As the Bush administration has made very clear lately, there’s more than one way to tackle global warming.

One way: set shared caps on CO2 emissions; establish a carbon-trading market; let industries compete on the open market to find which can generate the largest reductions.

A second way: appoint nuclear and coal — two huge, heavily subsidized, politically entangled industries — winners of the coming energy shake-up, by fiat; invest billions of taxpayer money developing them; export to other countries to foster dependence; repeat.

The latter strategy should offend both environmentalists and small-government conservatives. It’s a move to preserve, through heavy-handed intervention in the market, a cozy and lucrative relationship between the government and a particular set of private-sector companies — companies which ought to have the balls and fortitude to duke it out with all the other energy alternatives on level ground.

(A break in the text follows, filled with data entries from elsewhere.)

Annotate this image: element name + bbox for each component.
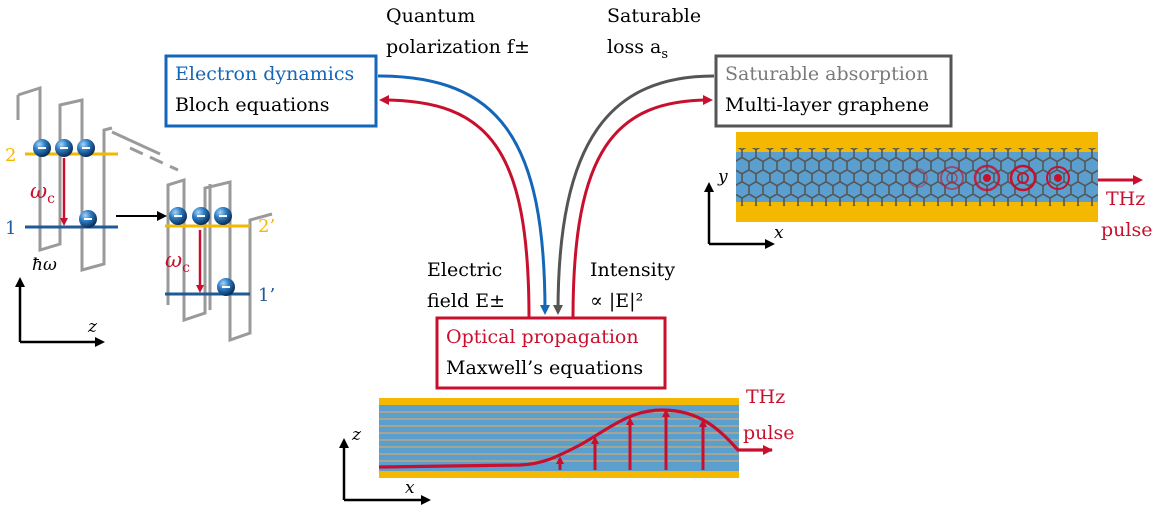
level-1p-label: 1’	[258, 285, 275, 306]
level-1-label: 1	[5, 218, 16, 239]
multilayer-graphene-label: Multi-layer graphene	[725, 94, 929, 116]
saturable-absorption-box: Saturable absorption Multi-layer graphen…	[714, 54, 953, 128]
x-axis-label-top: x	[774, 223, 784, 243]
well-barrier-dashed	[129, 146, 179, 172]
graphene-lattice	[736, 148, 1098, 206]
y-axis-label: y	[717, 167, 728, 187]
quantum-label-2: polarization f±	[386, 36, 530, 58]
field-arrows	[556, 409, 707, 470]
hbar-omega-label: ħω	[32, 255, 57, 275]
level-2-label: 2	[5, 145, 16, 166]
z-axis-label: z	[87, 317, 98, 337]
maxwell-equations-label: Maxwell’s equations	[446, 357, 643, 379]
polarization-arrow	[377, 74, 550, 315]
saturable-label-2: loss as	[607, 36, 668, 62]
intensity-arrow	[571, 95, 713, 319]
thz-label-bottom-1: THz	[746, 386, 785, 408]
bloch-equations-label: Bloch equations	[175, 94, 330, 116]
electron-dynamics-title: Electron dynamics	[175, 63, 354, 85]
pulse-envelope	[378, 408, 772, 469]
x-axis-label-bottom: x	[405, 478, 415, 498]
electron-dynamics-box: Electron dynamics Bloch equations	[164, 54, 378, 128]
optical-propagation-title: Optical propagation	[446, 326, 639, 348]
thz-label-top-2: pulse	[1101, 219, 1152, 241]
thz-label-top-1: THz	[1106, 188, 1145, 210]
electric-label-1: Electric	[427, 259, 502, 281]
quantum-label-1: Quantum	[386, 5, 475, 27]
saturable-label-1: Saturable	[607, 5, 701, 27]
intensity-label-2: ∝ |E|²	[590, 290, 643, 312]
omega-c-label-1: ωc	[30, 179, 55, 207]
saturable-loss-arrow	[553, 74, 715, 315]
z-axis-label-bottom: z	[351, 425, 362, 445]
omega-c-label-2: ωc	[165, 248, 190, 276]
well-1-profile	[17, 85, 113, 272]
saturable-absorption-title: Saturable absorption	[725, 63, 928, 85]
electric-label-2: field E±	[427, 290, 505, 312]
quantum-well-diagram: 2 1 2’ 1’ ωc ωc ħω z	[5, 85, 275, 347]
electron-icons	[33, 139, 235, 296]
graphene-waveguide: THz pulse y x	[704, 132, 1152, 249]
field-arrow	[379, 95, 531, 319]
bottom-waveguide: THz pulse z x	[339, 386, 794, 505]
optical-propagation-box: Optical propagation Maxwell’s equations	[435, 316, 667, 390]
level-2p-label: 2’	[258, 216, 275, 237]
well-barrier	[111, 130, 161, 156]
coupling-arrows	[377, 74, 715, 319]
thz-label-bottom-2: pulse	[743, 422, 794, 444]
field-vortices	[908, 164, 1070, 192]
intensity-label-1: Intensity	[590, 259, 675, 281]
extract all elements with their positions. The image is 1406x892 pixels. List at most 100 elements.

And the reapers think it’s some kind of genius judo move to ask Bush to invest more in it? I’m sure Big Coal appreciates the sentiment.

Look, I get that environmentalists are too gloomy. I get that they should do more to publicize the fact that a transformed energy profile is good news for the economy. I get that Kyoto is not the end-all be-all on climate.

But once again the reapers are mistaking their own cleverness for a set of solutions.

The Bush administration isn’t stalling on climate change because of the "politics of limits," it’s using the politics of limits as an excuse. Different framing won’t budge it. There are tangible political and economic ties at stake here. It knows who its friends are.